A bucket contains a mixture of two liquids A and B in the proportion 7: 5. If 9 litres of the mixture is replaced by 9 litres of liquid B, then the ratio of the two liquid becomes 7: 9. How much of the liquid A was there in the bucket?

Step 1: Let the total quantity of the mixture be x litres.

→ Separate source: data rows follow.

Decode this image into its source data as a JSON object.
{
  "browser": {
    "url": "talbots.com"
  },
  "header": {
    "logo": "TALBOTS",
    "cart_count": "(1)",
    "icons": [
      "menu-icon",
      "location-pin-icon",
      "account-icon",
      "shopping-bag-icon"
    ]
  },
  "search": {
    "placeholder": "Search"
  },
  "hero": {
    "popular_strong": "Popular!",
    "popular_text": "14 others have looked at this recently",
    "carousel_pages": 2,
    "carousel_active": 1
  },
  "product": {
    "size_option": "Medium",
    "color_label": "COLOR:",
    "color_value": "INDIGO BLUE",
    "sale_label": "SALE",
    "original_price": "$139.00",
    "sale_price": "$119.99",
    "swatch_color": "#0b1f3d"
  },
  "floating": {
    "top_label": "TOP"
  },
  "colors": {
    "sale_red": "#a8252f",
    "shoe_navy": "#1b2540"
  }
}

• Initial ratio of A : B = 7 : 5
• So, quantity of A = (7/12) × x
• Quantity of B = (5/12) × x

Step 2: 9 litres of the mixture is removed

• Since the ratio is 7:5, amount of A removed = (7/12) × 9 = 5.25 litres
• Amount of B removed = (5/12) × 9 = 3.75 litres

Step 3: 9 litres of B is added back

• New amount of A = (7/12)x - 5.25
• New amount of B = (5/12)x - 3.75 + 9 = (5/12)x + 5.25
• New ratio = 7 : 9

Step 4: Set up the ratio equation

[(7/12)x - 5.25] / [(5/12)x + 5.25] = 7 / 9

Step 5: Cross-multiply to solve

9[(7/12)x - 5.25] = 7[(5/12)x + 5.25]

(63/12)x - 47.25 = (35/12)x + 36.75

Step 6: Solve for x

(63/12)x - (35/12)x = 36.75 + 47.25
(28/12)x = 84
(7/3)x = 84
x = (84 × 3) / 7 = 252 / 7 = 36 litres

Step 7: Find quantity of liquid A

Liquid A = (7/12) × 36 = 21 litres

Answer: 21 litres

There were 21 litres of liquid A in the bucket originally.